The couple’s interactions are just frankly adorable. I’m personally especially charmed by the way they talk about sex – though they’re both reasonable adults about it, Ivan can’t hide the fact that he’s from conservative Barrayar, and galactic-born Tej shocks him more than a few times. (It is probably going to become increasingly evident, readers, that I love it when books are interesting and intelligent on the subject of sex.

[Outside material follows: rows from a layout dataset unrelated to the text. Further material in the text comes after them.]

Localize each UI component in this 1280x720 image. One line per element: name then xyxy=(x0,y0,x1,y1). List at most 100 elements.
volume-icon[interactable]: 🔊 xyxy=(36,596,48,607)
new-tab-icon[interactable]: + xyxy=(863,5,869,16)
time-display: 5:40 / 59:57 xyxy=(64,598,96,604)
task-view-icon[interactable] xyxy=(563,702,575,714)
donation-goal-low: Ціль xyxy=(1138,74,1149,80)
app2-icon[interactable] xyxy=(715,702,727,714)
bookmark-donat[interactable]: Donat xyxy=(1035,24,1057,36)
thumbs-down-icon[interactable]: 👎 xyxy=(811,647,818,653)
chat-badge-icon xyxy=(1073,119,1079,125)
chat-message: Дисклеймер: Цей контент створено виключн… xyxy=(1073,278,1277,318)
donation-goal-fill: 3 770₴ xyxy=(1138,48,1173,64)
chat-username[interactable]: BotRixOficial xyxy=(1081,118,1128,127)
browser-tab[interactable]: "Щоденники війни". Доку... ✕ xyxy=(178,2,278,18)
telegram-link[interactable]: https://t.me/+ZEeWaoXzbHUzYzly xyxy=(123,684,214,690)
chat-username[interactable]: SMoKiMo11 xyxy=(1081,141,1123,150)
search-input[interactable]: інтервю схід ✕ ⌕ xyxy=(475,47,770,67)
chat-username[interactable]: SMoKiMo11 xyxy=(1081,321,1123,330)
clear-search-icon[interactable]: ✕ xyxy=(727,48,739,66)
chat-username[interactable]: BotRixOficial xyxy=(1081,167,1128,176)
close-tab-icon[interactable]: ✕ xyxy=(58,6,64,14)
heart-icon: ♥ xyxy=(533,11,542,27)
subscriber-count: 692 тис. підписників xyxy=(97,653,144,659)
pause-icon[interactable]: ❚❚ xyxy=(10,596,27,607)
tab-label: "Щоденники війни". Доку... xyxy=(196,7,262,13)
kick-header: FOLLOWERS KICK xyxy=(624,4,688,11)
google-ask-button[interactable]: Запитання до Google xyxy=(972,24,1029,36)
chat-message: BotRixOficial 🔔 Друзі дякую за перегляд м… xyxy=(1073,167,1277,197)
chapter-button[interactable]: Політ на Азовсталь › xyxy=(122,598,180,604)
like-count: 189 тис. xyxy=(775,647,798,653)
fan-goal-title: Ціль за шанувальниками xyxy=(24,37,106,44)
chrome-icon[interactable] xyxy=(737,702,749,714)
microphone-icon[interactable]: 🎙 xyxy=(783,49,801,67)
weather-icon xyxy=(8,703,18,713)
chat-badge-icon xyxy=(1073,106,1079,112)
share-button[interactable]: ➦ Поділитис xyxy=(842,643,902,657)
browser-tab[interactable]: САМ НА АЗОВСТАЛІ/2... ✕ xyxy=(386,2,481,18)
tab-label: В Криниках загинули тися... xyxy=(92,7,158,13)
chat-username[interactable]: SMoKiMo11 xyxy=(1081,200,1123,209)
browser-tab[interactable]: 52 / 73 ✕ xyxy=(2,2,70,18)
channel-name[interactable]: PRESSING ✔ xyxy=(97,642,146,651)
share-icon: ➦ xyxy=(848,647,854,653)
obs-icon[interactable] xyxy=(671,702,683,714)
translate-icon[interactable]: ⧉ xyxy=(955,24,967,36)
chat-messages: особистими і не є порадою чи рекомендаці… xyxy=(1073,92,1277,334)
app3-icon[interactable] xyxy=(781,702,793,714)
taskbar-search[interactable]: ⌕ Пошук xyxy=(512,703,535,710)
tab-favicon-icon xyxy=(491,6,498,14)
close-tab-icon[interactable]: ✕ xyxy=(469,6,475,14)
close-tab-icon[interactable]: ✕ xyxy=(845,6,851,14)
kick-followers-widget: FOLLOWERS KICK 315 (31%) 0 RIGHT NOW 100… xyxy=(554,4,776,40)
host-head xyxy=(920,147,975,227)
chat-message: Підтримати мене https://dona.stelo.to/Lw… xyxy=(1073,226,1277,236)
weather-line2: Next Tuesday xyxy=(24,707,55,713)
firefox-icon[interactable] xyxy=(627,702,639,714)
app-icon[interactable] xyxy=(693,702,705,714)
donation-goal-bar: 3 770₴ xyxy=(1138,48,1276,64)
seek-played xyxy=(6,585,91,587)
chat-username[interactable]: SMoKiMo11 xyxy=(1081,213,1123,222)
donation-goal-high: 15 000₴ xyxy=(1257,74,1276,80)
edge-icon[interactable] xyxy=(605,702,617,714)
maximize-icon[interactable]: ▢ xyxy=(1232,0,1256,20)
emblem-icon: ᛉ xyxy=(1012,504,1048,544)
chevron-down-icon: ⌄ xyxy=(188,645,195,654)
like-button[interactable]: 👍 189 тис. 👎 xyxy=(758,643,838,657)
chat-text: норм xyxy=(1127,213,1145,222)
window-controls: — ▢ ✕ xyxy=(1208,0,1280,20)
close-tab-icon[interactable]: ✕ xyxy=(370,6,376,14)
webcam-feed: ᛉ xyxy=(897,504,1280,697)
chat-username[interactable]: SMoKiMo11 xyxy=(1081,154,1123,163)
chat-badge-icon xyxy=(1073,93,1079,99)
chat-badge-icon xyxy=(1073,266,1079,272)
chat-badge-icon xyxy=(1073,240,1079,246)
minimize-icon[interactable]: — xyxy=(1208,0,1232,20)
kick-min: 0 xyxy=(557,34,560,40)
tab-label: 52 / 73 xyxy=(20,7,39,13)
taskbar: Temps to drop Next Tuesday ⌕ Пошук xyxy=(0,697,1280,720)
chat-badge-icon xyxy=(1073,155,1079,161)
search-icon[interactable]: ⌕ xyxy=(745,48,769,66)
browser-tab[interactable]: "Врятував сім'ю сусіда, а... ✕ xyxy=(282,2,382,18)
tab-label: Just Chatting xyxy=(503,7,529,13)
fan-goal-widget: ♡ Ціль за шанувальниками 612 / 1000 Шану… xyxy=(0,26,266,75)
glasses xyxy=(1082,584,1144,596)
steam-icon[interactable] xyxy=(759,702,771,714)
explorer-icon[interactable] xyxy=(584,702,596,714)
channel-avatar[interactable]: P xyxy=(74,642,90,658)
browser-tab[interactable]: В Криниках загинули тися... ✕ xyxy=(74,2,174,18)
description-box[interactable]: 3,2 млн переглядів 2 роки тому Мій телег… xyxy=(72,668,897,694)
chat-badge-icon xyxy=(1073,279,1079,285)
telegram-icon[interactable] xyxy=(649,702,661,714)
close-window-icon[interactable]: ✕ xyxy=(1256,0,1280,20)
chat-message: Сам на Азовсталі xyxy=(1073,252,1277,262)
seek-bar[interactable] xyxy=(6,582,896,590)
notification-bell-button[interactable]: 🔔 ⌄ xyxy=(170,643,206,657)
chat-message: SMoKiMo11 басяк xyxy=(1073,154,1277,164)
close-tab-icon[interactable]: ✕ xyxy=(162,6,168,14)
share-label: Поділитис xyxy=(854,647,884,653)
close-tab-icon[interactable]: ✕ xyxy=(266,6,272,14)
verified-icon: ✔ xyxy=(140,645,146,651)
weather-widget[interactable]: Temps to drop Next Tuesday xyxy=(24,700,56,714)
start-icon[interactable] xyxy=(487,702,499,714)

Bujold is especially excellent at this – not only do her characters have different, and yet equally reasonable, ways of approaching sexuality, their thoughts about it genuinely reflect the cultures they come from, which is no mean feat.) The very beginning of their acquaintance is, as is correct for a romantic farce, really unpromising; Ivan tries to pick Tej up at her workplace, and later ends up knocked unconscious for his pains. So of course their bliss by the end is correspondingly wonderful.

The only real caveat I have to my recommendation of this novel is the obvious fact that it’s the latest in a series that is now over fifteen books long and counting. There is some exposition (fairly neatly structured) toward the beginning, so the plot doesn’t depend on anything that isn’t mentioned in the book itself. But there are still two major problems with reading Captain Vorpatril’s Alliance alone. First of all, for me, a lot of the pleasure of this book was in seeing how Ivan had grown and changed since I first met him. If you’ve never read a book with Ivan Vorpatril in it before, you won’t get that, and I think the book will still be fun but less so. There’s also the fact that this book can’t help but spoil some of the previous ones. Lots of characters from other novels appear, of course, and so you learn what their general life situations are, meaning that you learn about events of previous books. As a lover of the Vorkosigan Saga, I think people shouldn’t do things that will spoil them on any Vorkosigan books, but I recognize that not everyone who reads Captain Vorpatril’s Alliance is planning on reading all the rest of the books in its series, and also not everyone minds spoilers in general. So consider yourselves warned, and choose wisely!

* Some of you may be asking yourselves what the difference is. Romance fans generally consider a book a romance novel only if romance is the focus of the plot and the leads end up in a happy relationship. So, for example, a novel with a significant romantic subplot that is nevertheless obviously a subplot probably isn’t a romance novel.